Kerry on Monday said he was concerned by reports of excessive use of force by Turkish police to quell the biggest protests since Prime Minister Recep Tayyip Erdogan's decade in power, urging all sides to "avoid any provocations or violence."

Davutoglu assured Kerry an investigation was under way into the police response, the ministry source said.

The diplomat added that the foreign minister told Kerry the protests were not "extraordinary", comparing them to the Occupy Wall Street movement that sprang up in the United States in 2011.

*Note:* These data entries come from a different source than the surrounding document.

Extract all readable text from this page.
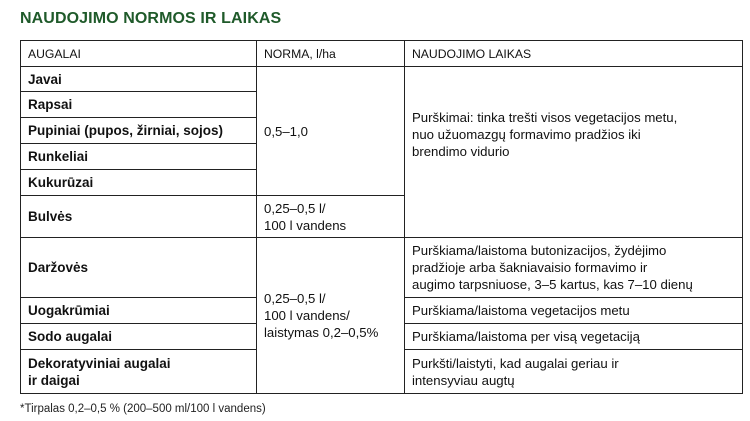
NAUDOJIMO NORMOS IR LAIKAS
AUGALAI	NORMA, l/ha	NAUDOJIMO LAIKAS
Javai	0,5–1,0	Purškimai: tinka trešti visos vegetacijos metu,
nuo užuomazgų formavimo pradžios iki
brendimo vidurio

Rapsai		
Pupiniai (pupos, žirniai, sojos)		
Runkeliai		
Kukurūzai		
Bulvės	0,25–0,5 l/
100 l vandens	

Daržovės	0,25–0,5 l/
100 l vandens/
laistymas 0,2–0,5%	Purškiama/laistoma butonizacijos, žydėjimo
pradžioje arba šakniavaisio formavimo ir
augimo tarpsniuose, 3–5 kartus, kas 7–10 dienų

Uogakrūmiai		Purškiama/laistoma vegetacijos metu
Sodo augalai		Purškiama/laistoma per visą vegetaciją

Dekoratyviniai augalai
ir daigai		Purkšti/laistyti, kad augalai geriau ir
intensyviau augtų
*Tirpalas 0,2–0,5 % (200–500 ml/100 l vandens)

On Tuesday, Deputy Turkish Prime Minister Bulent Arinc apologised to those injured after police used tear gas and water cannon against the protesters and said the government had "learnt its lesson", in comments that were welcomed by the White House.

List of demands

Meanwhile, activists on Wednesday presented a list of demands they said could end days of anti-government demonstrations that have engulfed Turkey, as police detained dozens of people they accused of using social media to stoke the outpouring of anger.

At least 29 people were arrested in the coastal city of Izmir for encouraging rebellion over social media and tweeting "misleading and libellous information", according to the state-run Anatolia news agency.

In a move to defuse the tension, the deputy prime minister met with a group whose attempt to prevent authorities from ripping up trees in Istanbul's landmark Taksim Square has snowballed into nationwide protests against what demonstrators see as Prime Minister Recep Tayyip Erdogan's increasingly authoritarian rule.

Police have deployed water cannons and tear gas has clouded the country's city centers.

The Ankara-based Human Rights Association says up to 1,000 people have been injured and more than 3,300 people have been detained over five days of protests.

The activist group denounced Erdogan's "vexing" style and urged the government to halt Taksim Square redevelopment plans, ban the use of tear gas by police, the immediate release of all detained protesters and the lifting of restrictions on freedom of expression and assembly.

It also demanded that officials, including governors and senior police officials, responsible for the violent crackdown be removed from office.

The protests appear to have developed spontaneously and remain leaderless.

It was not at all certain that the tens of thousands of protesters would heed any call by the group to cease.

The group of academics, architects and environmentalists, known as the "Taksim Solidarity Platform," was formed to protect Taksim Square from development, including the rebuilding of an Ottoman army barracks and a shopping mall.

The protests were sparked by fury over a heavy-handed pre-dawn police raid on Friday to roust activists camping out in an attempt to stop the plans.

Protests appeared to calm a bit by Wednesday afternoon, even as thousands of trade union members on a two-day strike marched to Taksim and to central Ankara.